Al-Anon can help change attitudes, correct destructive behaviors, and support the positive mental health of everybody involved. Learning from those with experience in these support groups can be very impactful as members can expect to share and hear personal stories.
In addition to being a support group, Al-Anon and Alateen are self-help groups modeled after AA’s 12 steps and 12 traditions. These foundations are based on the idea that members acknowledge that alcohol and drug addiction has made their lives unmanageable.
The format for an Al-Anon meeting includes sharing personal life stories and short talks about the 12 steps, with further opportunities to discuss them afterward. Families and friends explore how the addiction has impacted their lives and discuss methods for coping and healing.
The Twelve Steps and Twelve Traditions of Al-Anon are almost the same for the meetings of Alcoholics Anonymous because alcoholism is considered a “family disease.” Al-Anon supports those who are affected by the addict. Once the addict’s impact is known to their loved ones, those who may not be able to change the addict can instead help themselves.
Alateen is a support program for teenagers who are either family or friends of people who struggle with substance abuse. Alateen has many purposes as it aims to address addiction related to the teenage years and aid in the emotional health of the community.

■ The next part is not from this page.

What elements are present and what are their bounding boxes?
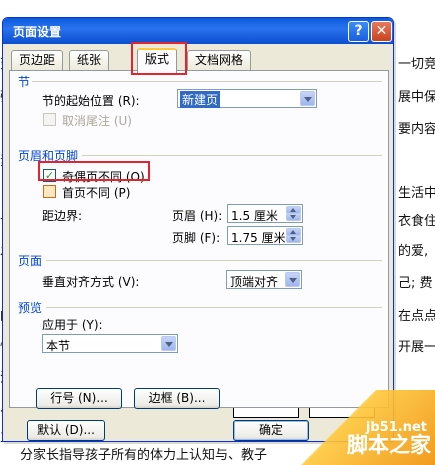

Many Al-Anon and Alateen meetings are offered worldwide, and many people who regularly attend meetings have found success and gained independence.
The power of Al-Anon and Alateen lies in the importance of learning new knowledge needed to cope and manage situations impacted by the addict. Since the tradition of AA and the 12 steps have its members conduct the group, starting a group can be encouraged by registering your own support group with AA, especially if there aren’t many in your area. Resources are available on the website, including guidelines, literature, and the foundations of learning to deal with the addiction of others.
Virtual meetings are a convenient way to participate without traveling or interacting with anybody in person, which is especially helpful for people who experience coronavirus anxiety. Families and friends can easily find an in-person or online meeting by visiting the Al-Anon Meeting Finder online.